Wednesday 28 December 2011

ASU’ DI KETITIAN

Ketitian, adalah alat menghubungkan dua pinggir daratan yang terputus. Dapat berupa balok kayu, atau batang pohon kayu, atau bambu yang digandengkan, atau bahan apa saja yang kuat dilalui orang. Disebut “Ketitian”, apabila lebarnya terbatas hanya dapat dilewati oleh orang seorang. Kalau sudah dapat dilewati dengan berjalan berdampingan/seiring dua orang itu sudah berubah nama jadi jembatan kecil. Apalagi bila sudah dapat dilalui kendaraan roda dua itu sudah disebut “Geretak” (bukan berarti menakut-nakuti atau mengancam, pinjam bahasa daerah penutur sebagian penduduk Kalimantan bagian Barat). Dua daratan yang terputus yang mungkin dihubungkan dengan “Ketitian”, tidaklah terlalu lebar, misalnya sebesar parit, paling banter sekitar 3 sampai 5 meter. Atau tadinya ada jalan raya, terputus oleh bencana alam, tergerus erosi banjir, dibuat “Ketitian” untuk dapat dilewati orang berjalan kaki.

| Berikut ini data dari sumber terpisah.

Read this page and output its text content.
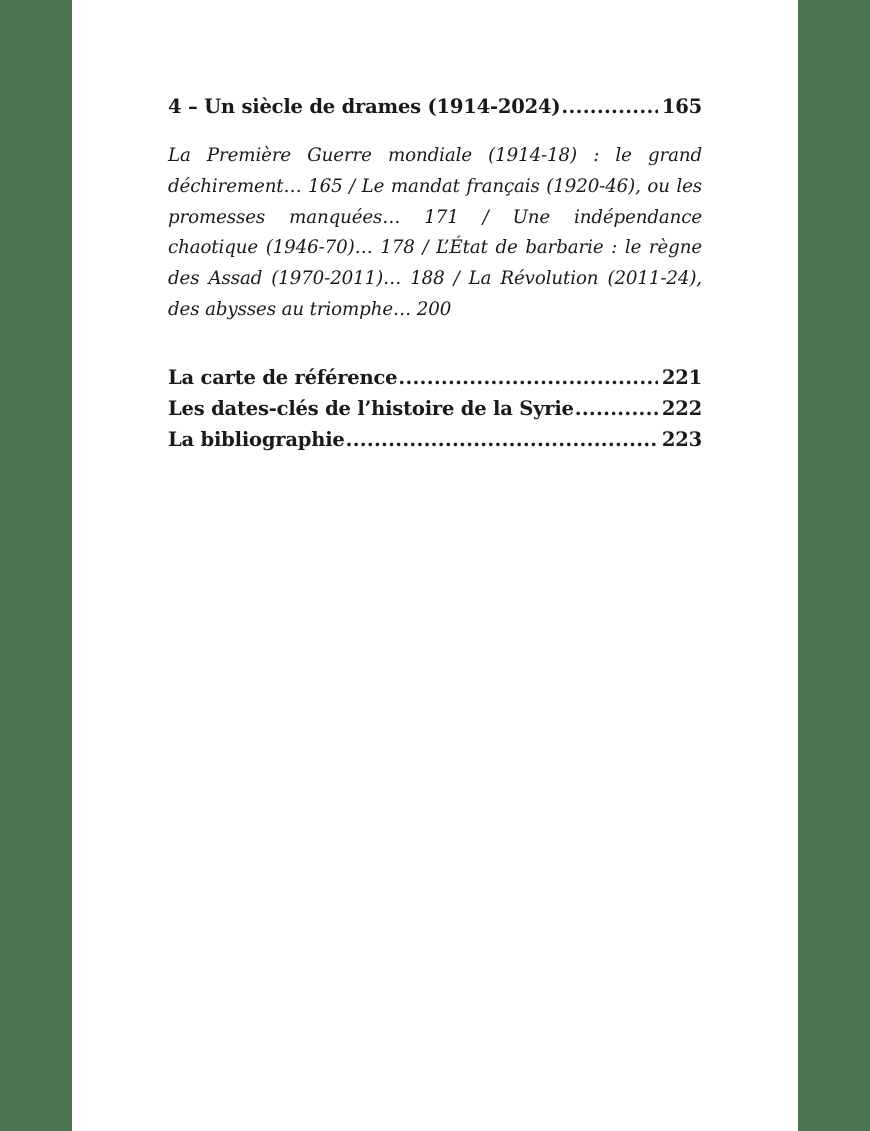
4 – Un siècle de drames (1914-2024) .....	165

La Première Guerre mondiale (1914-18) : le grand déchirement… 165 / Le mandat français (1920-46), ou les promesses manquées… 171 / Une indépendance chaotique (1946-70)… 178 / L’État de barbarie : le règne des Assad (1970-2011)… 188 / La Révolution (2011-24), des abysses au triomphe… 200

La carte de référence .....	221
Les dates-clés de l’histoire de la Syrie .....	222
La bibliographie .....	223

Asu, kata ganti untuk hewan yang oleh bahasa Indonesia juga disebut Anjing. Hewan ini adalah hewan yang sering dipelihara orang, dianya sangat setia kepada orang yang memeliharanya, memberi makan dan memberikan tempat tinggal padanya. Pengingatannya kepada tuannya sangat kuat ia mengenal suara tuannya, aroma tuannya tidak akan ketukar dengan orang lain. Asu bahkan mengerti bahasa tuannya, sehingga patuh menuruti perintah tuannya.

Di daerah-daerah, populasi Asu ini kadang melebihi dari banyaknya jumlah rumah penduduk. Rupanya si Asu betina kalau beranak kadang sesuai jumlah puting susunya yaitu delapan. Ingat saya masih kecil dulu, ada tukang obat sambil bersulap berkata begini:

“Sulap sulip susu anjing ada delapan.

Sekali mata berkedip, tukang sulap tidak kelihatan”.

Karena banyaknya Asu/Anjing, akhirnya banyak juga yang dibuang orang ke jalan, tidak ada yang memelihara, jadilah mereka Asu tunawisma, Asu tak bertuan (tunatuan), berkeliaran di jalan dan untuk mencari makan ia juga masuk ke hutan-hutan kecil dipinggir perkampungan.

Masuk kampung keluar kampung, masuk hutan keluar hutan, Asu sering melalui “Ketitian” untuk meneruskan pengembaraannya. Jika kebetulan dua anjing berlawan arah, dimana mereka ketemu di “Ketitian”, bukan main serunya. Salah satu anjing tidak mau mengalah, keduanya sama-sama adu galak menyalak/menggonggong. Dari kejadian inilah timbul pepatah “Bagaikan Asu di Ketitian”. Sebab mereka sama-sama ingin maju, sedangkan berpapasan tidak mungkin, sebab “Ketitian” kecil, berputar arah juga tidak dapat dilakukan, karena kalau berputar arah, jatuh ke bawah “Ketitian”. Biasanya di bawah “Ketitian” ada parit atau cekungan daratan yang tak nyaman dilalui. Itulah sebabnya tak ada penyelesaian yang baik kecuali adu gertak dengan menyalak/menggonggong.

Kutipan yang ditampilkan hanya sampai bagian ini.